Akhirnya, tiga mazhab tersebut cukup mewarnai pentas. Bertolak dari titik inilah, kita bisa membaca bagaimana peluang kelompok Islamis, baik formalis maupun fundamentalis—yang di tahun 2019 cukup agresif—pada gelanganggang 2024 nanti.
Jika hendak mengintip spion, kita mafhum salah satu pentolan dari kelompok Islamis ini adalah Prabowo Subianto. Gemuruh dukungan kelompok Islamis pada Prabowo-Sandi waktu itu memang cukup kuat. Bahkan, awal tahun 2021 elektabilitas Prabowo masih belum bisa digoyang. Baru pada pertengahan tahun lalu elektabilitasnya dikudeta oleh Ganjar Pranowo, sebagaimana laporan Charta Politika. Kendati tak lama sesudah itu elektabilitasnya kembali melejit hingga bulan Agustus.
Semula kita membaca bahwa peluang gerakan kelompok Islamis hanya mungkin ketika Prabowo masuk gelanggang. Hal tersebut diklaim sebagai usaha meneruskan hajat yang pada Pemilu sebelumnya justru dikandaskan pasangan Jokowi-Ma’ruf. Kalau ternyata opsi tersebut justru tidak terealisasi, kemungkinan besar kubu Anies Baswedan yang kelimpahan angin segar. Ini dipahami dari peta tahun-tahun yang telah lewat bahwa pendukung Anies, utamnya yang Islamis, berada di saf yang sama dengan pendukung Prabowo. Kementakan alternatif ini diperkokoh oleh realita elektabilitas Prabowo yang belakangan melemah.
Salah seorang pakar, Sirojuddin, selau Direktur Eksekutif SMRC, mengungkapkan bahwa hal itu disebabkan ketokohan dan karisma dari Prabowo yang juga melemah. Kepopulerannya pada pentas 2019 memang tidak bisa disangkal dan ragukan. Sayang, langkah keseleo ditempuh tatkala ia (bersama Sandiaga Uno bahkan) justru memilih untuk merapat dengan barisan koalisi. Sedikit banyak kekecewaan sebagai implikasi tebersit di wajah para pendukungnya dahulu.

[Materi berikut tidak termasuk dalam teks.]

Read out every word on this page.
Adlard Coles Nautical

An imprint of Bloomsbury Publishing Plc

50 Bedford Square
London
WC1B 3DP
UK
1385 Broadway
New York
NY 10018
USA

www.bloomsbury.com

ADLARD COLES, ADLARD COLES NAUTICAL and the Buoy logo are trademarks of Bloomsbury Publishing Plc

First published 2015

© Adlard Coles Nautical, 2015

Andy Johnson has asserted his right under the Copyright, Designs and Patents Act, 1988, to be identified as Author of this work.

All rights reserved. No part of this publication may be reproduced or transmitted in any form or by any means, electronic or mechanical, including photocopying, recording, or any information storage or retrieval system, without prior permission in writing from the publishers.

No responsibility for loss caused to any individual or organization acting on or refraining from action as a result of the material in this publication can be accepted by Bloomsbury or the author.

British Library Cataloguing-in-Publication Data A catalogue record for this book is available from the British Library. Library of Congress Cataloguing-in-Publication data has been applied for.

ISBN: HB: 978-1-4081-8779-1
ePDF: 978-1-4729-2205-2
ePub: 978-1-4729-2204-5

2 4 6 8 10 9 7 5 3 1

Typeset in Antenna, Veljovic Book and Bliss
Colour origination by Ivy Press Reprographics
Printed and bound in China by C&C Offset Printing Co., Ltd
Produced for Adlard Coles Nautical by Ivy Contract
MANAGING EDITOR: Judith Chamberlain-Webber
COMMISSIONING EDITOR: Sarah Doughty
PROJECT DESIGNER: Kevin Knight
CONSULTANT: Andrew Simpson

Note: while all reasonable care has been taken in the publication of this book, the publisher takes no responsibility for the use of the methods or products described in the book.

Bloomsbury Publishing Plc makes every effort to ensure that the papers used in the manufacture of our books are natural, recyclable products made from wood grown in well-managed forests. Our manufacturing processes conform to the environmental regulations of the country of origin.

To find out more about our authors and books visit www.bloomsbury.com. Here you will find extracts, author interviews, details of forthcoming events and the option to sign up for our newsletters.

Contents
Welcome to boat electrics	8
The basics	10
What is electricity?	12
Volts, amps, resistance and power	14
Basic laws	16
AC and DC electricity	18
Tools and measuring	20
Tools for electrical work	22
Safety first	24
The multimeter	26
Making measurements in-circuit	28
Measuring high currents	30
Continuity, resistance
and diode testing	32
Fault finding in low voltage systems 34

Jika hendak meramal gerakan kelompok Islamis pada tahun 2024, kita harus menaruh kacamata fokus pada dua arah. Pertama, kepada Prabowo Subianto dilanjut Anis Baswedan di urutan kedua. Hanya dua tokoh inilah yang mampu menyerap atensi positif dari kelompok Islamis. Apalagi jika benar sinyal Anis bakal bertarung di gelanggang nanti, yang beberapa minggu lalu digadang-gadang bakal dijaring NasDem. Jika keduanya sama-sama berada di gelanggang, ke manakah suara kelompok Islamis?
Pertanyaan ini cukup naif—untuk menghindari penggunaan kata mustahil. Sebagaimana diuraikan di atas bahwa elektabilitas Prabowo sedang terjun bebas. Artinya, kita hanya akan menyaksikan bahwa kelompok Islamis kemungkinan berada di kubu Anis. Kita lihat!